Charles Cullen, 43, told authorities he administered drug overdoses to put "very sick" patients out of their misery over the last 16 years in nine hospitals and a nursing home in New Jersey and Pennsylvania.
"The evidence that we have indicates that may very well be the case," prosecutor Wayne Forrest said. Cullen, a divorced father of two, was charged with one count each of murder and attempted murder, but more charges could follow.
Investigators are examining records at facilities where Cullen worked as they try to document his claims about the other killings. One body has already been exhumed to undergo toxicological tests and Forrest said other exhumations were possible.
Meanwhile, the Warren County Prosecutor's Office has reopened a 1993 probe into the suspicious death of 91-year-old Helen Dean. She had been treated for breast cancer at Warren Hospital, where Cullen worked in the cardiology department from February 1992 to December 1993.
Dean's niece, Sharon Jones, told The Star-Ledger of Newark that her aunt complained that Cullen gave her an unexpected injection on the morning she was to leave the hospital for a nursing home. Dean died later that day, just 30 minutes after she arrived at the nursing home.

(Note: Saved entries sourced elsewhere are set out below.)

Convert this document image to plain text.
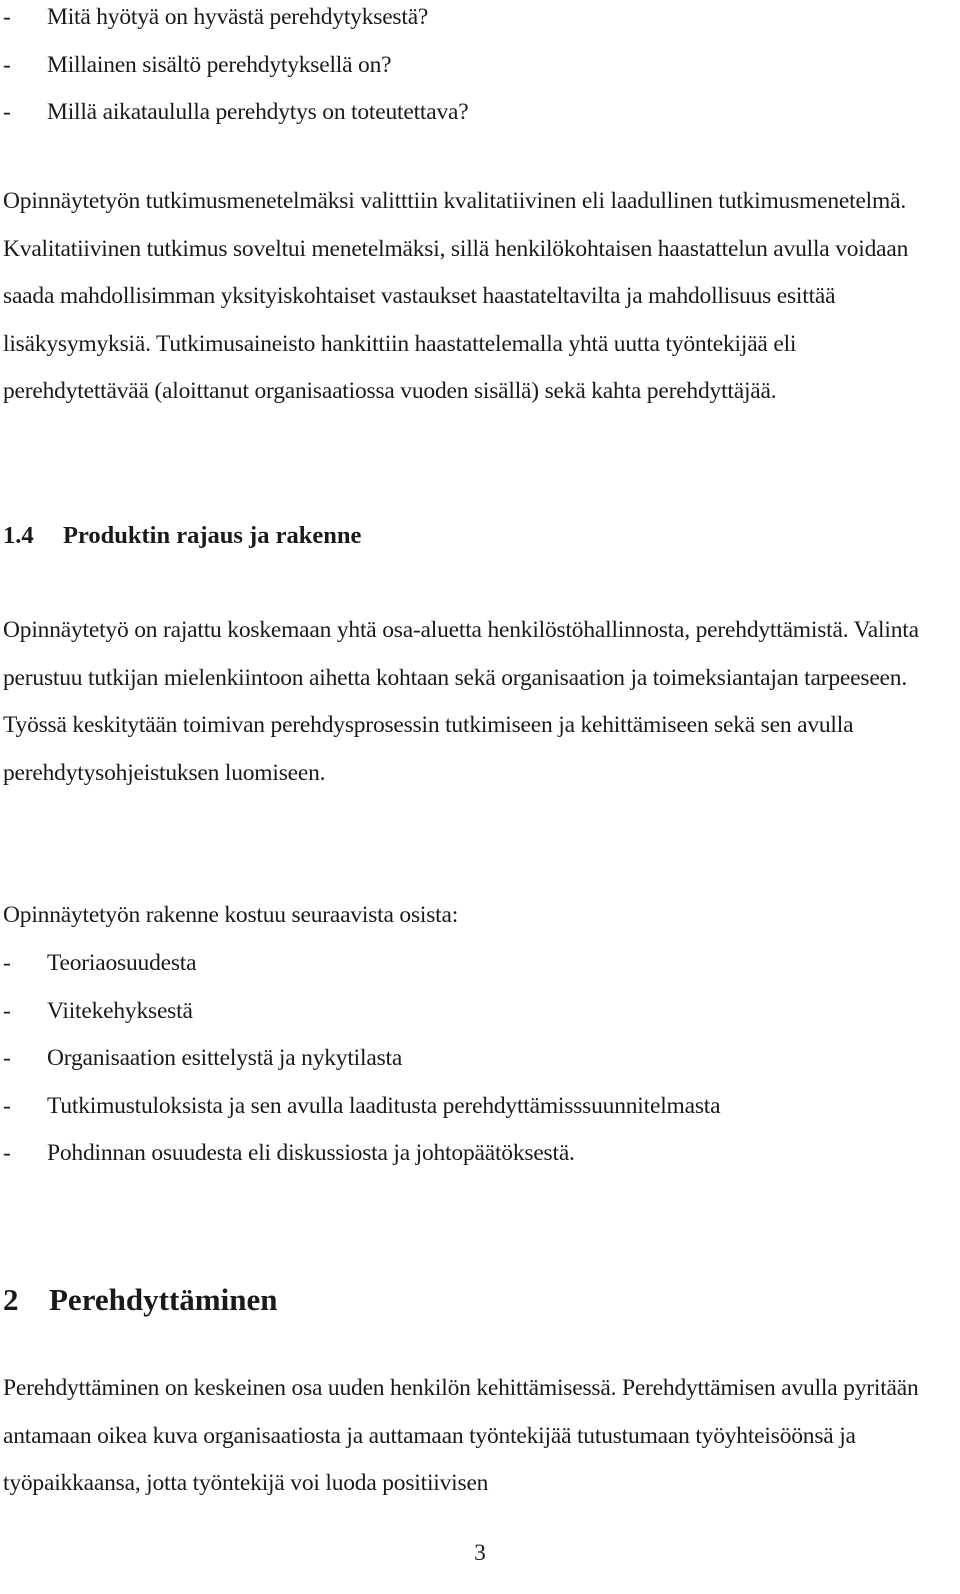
-	Mitä hyötyä on hyvästä perehdytyksestä?
-	Millainen sisältö perehdytyksellä on?
-	Millä aikataululla perehdytys on toteutettava?

Opinnäytetyön tutkimusmenetelmäksi valitttiin kvalitatiivinen eli laadullinen tutkimusmenetelmä. Kvalitatiivinen tutkimus soveltui menetelmäksi, sillä henkilökohtaisen haastattelun avulla voidaan saada mahdollisimman yksityiskohtaiset vastaukset haastateltavilta ja mahdollisuus esittää lisäkysymyksiä. Tutkimusaineisto hankittiin haastattelemalla yhtä uutta työntekijää eli perehdytettävää (aloittanut organisaatiossa vuoden sisällä) sekä kahta perehdyttäjää.

1.4	Produktin rajaus ja rakenne

Opinnäytetyö on rajattu koskemaan yhtä osa-aluetta henkilöstöhallinnosta, perehdyttämistä. Valinta perustuu tutkijan mielenkiintoon aihetta kohtaan sekä organisaation ja toimeksiantajan tarpeeseen. Työssä keskitytään toimivan perehdysprosessin tutkimiseen ja kehittämiseen sekä sen avulla perehdytysohjeistuksen luomiseen.

Opinnäytetyön rakenne kostuu seuraavista osista:

-	Teoriaosuudesta
-	Viitekehyksestä
-	Organisaation esittelystä ja nykytilasta
-	Tutkimustuloksista ja sen avulla laaditusta perehdyttämisssuunnitelmasta
-	Pohdinnan osuudesta eli diskussiosta ja johtopäätöksestä.
2 Perehdyttäminen

Perehdyttäminen on keskeinen osa uuden henkilön kehittämisessä. Perehdyttämisen avulla pyritään antamaan oikea kuva organisaatiosta ja auttamaan työntekijää tutustumaan työyhteisöönsä ja työpaikkaansa, jotta työntekijä voi luoda positiivisen

3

If Cullen's contentions prove true, it would be one of the biggest hospital murder cases in recent U.S. history, surpassing that of Robert Diaz, a California nurse convicted of killing 12 patients in 1981.
During a court appearance Monday, Cullen stood and told the judge, "I am going to plead guilty. I don't plan to fight this."
Somerset County Superior Court judge Paul Armstrong urged him to reconsider his plea.
"You have actually qualified and been accepted for representation by the public defender's office," the judge said.
"I understand that your honor, but I wish to rescind that. I don't plan to fight this."
Cullen said he did not want a lawyer, and was held on $1 million bail.
So far, he has been charged with just one murder, reports WCBS-AM's Chris Keating, in the death of a Roman Catholic clergyman who was a patient at Somerset Medical Center. He was also charged with the attempted murder of a 40-year-old woman at the same Somerville hospital.
Prosecutors were notified by Somerset Medical Center officials after the hospital fired Cullen on Oct. 31. An internal review had found questionable lab results involving six of Cullen's patients.
Somerset turned over information on the six cases to the prosecutor's office, said Dr. William Cors, the hospital's chief medical officer. All six patients had "multiple, serious medical problems," Cors said.
"I can categorically say to the patients of this hospital that the medical center has a safe environment, that we identified a problem, that we have a philosophy of doing the right thing," he said at a press conference.
The charges filed Monday involve the death of the Very Rev. Florian J. Gall, vicar of Hunterdon County in the Roman Catholic Diocese of Metuchen, who died June 28 at Somerset. It was later determined that he had died from a lethal and unauthorized dose of the drug digoxin, a heart medication.
The attempted murder charge stems from the discovery on June 16 that a 40-year-old heart and cancer patient had an elevated level of digoxin. The woman recovered from the overdose and was released from the hospital, but died in September.
Cullen had a checkered career and bounced from hospital to hospital. WCBS-TV's Jay Dow reports one unanswered question about the case is how Cullen was able to secure job after job.
In August 1997, he was fired from Morristown Memorial Hospital for "poor performance," a spokeswoman for the hospital's parent company said.
Cullen worked at St. Luke's Hospital in Bethlehem, Pa., from June 2000 to June 2002, and resigned amid allegations that he had at least twice hidden unopened heart and blood pressure medications in a safety bin for used needles, Lehigh County District Attorney James Martin said.
St. Luke's spokeswoman Susan Schantz said the hospital was never subsequently contacted by anyone checking Cullen's employment references. "Had we been asked, we would have recommended that he not be hired," she said.
Cullen had no record of complaints or any disciplinary actions in New Jersey since he obtained a nursing license in the state in 1987, according to Genene Morris, a spokeswoman for the Division of Consumer Affairs.
Cullen also was licensed to work in Pennsylvania since June 1994, according to the Pennsylvania Department of State. His license was in good standing, officials said.
The families of some former patients who died while Cullen was employed at their hospitals are wondering whether their loved ones were among those the former nurse said he killed.
"My mom was in there and diagnosed with a high level of digoxin," Mary Ann Jones, whose mother died at Somerset Medical Center this summer, told the Courier News of Bridgewater for a story in Tuesday editions. "I talked to my brother and sister, and they want this investigated."